As the amount of data continues to grow year on year, a business’s ability to compete will increasingly be driven by how well it can extract insight, apply analytics and implement new technologies. That’s key to stay competitive in today’s ever-changing
economy, leveraging rich datasets to get a deeper understanding of their customers, operations and the markets they operate in.
Dealing with an increased amount of data requires an adaptive, agile approach. The organisations that succeed are those that can make sense of the data, spotting the opportunities and assessing ideas quickly. But, before data can be used, it needs to be
interpreted and understood properly.
With the data skills gap still a well-reported issue, it’s easy to rely on the advances in technology to address a lack of expertise to effectively work with data. This, however, would be the wrong approach to take, as it’s hugely unlikely that any skills
shortfall will be filled by machines, rather new jobs being created to support data architecture and data insight strategies. The need for data expertise in your organisation will, if anything, become greater.
The best way to enable fast discovery and deeper insights is to disperse data science expertise across the organisation. That, combined with easy access to analytics, can empower non-data scientists with a more purposeful tool kit for the task at hand. In
most businesses, data scientists are required to complete the most basic of data related task. By creating a culture where sharing data knowledge and tools is the norm, these responsibilities can be distributed across a data-literate workforce, freeing up
valuable time for your data specialists to be truly innovative.
Hitting the wall
Recent research from the Data Literacy Project revealed that whilst organisations are shifting day-to-day analysis away from the data experts, they’re hitting a wall when finding that only 21% of employees are data-literate, despite 65% claiming that they
need to read and interpret data on a regular basis. Only 25% of employees felt fully prepared to use data effectively when entering their current role.
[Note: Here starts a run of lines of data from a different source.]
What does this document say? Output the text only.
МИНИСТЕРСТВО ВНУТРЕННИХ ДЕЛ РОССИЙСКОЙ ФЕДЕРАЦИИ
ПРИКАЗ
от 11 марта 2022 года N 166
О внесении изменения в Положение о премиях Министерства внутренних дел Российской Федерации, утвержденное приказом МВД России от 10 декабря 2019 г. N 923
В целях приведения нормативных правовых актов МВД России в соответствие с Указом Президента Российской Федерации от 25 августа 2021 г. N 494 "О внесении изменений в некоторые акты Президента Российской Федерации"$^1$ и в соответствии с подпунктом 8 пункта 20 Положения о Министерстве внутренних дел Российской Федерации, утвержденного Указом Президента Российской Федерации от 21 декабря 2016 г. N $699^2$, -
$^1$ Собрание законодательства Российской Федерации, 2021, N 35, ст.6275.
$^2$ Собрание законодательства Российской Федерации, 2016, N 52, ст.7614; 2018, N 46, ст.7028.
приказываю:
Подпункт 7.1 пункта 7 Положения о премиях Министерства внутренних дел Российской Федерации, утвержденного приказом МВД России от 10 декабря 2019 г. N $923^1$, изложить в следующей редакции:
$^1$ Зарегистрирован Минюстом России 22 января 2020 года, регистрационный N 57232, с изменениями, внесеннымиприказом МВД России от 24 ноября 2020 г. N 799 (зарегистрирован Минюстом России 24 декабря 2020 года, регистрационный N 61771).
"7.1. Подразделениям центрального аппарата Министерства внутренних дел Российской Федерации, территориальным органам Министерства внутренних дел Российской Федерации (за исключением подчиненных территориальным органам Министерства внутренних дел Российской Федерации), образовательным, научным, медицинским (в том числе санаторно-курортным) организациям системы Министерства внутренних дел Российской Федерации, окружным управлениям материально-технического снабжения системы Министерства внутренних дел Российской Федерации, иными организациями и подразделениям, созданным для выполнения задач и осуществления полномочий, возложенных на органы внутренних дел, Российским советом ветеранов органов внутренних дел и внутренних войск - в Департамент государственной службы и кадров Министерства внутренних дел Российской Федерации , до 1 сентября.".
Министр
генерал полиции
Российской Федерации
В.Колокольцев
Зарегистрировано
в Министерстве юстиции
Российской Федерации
So, what’s stopping organisations from unlocking the insights held within their data? A lack of confidence in the data could be a factor, with only 37% trusting data-informed decisions over gut feeling. This is even more common at senior levels with around
60% relying on pure instinct.
The research also suggests that 74% feel overwhelmed or unhappy when working with data. 36% try to find a way to get a job done without using data, while 14% avoid the task altogether. And 61% say feeling overwhelmed with data has contributed to workplace
Although daunting, a more data literate workforce gives you a chance to transform a business for all the right reasons. The challenge is finding an effective way of integrating the new behaviours, processes and roles that are required to be successful, embedding
them into the heart of the operation.
Building a data literacy strategy
The most innovative companies in the digital age are using data and technology to build superior, hyper-personalised experiences for customers and make the most relevant decisions based on that information. It stands to reason that if innovation relies on
data, then organisations who have a data literate workforce will thrive.
To support these ambitions, the Data Literacy Project has identified five key steps organisations need to consider when planning a data literacy strategy.
- Set your data expectations and link to tangible value.
- Create a roadmap. Key parts of this are to assess individual levels of data literacy, understand current availability and adoption of key tools for each type of user, define key data and ensure access via a strong governance structure.
- Invest in technology and data.
- Close the skills gap.
- Culture of co-evolution. Regular reviews of data toolkit, identifying the right training for users in different roles.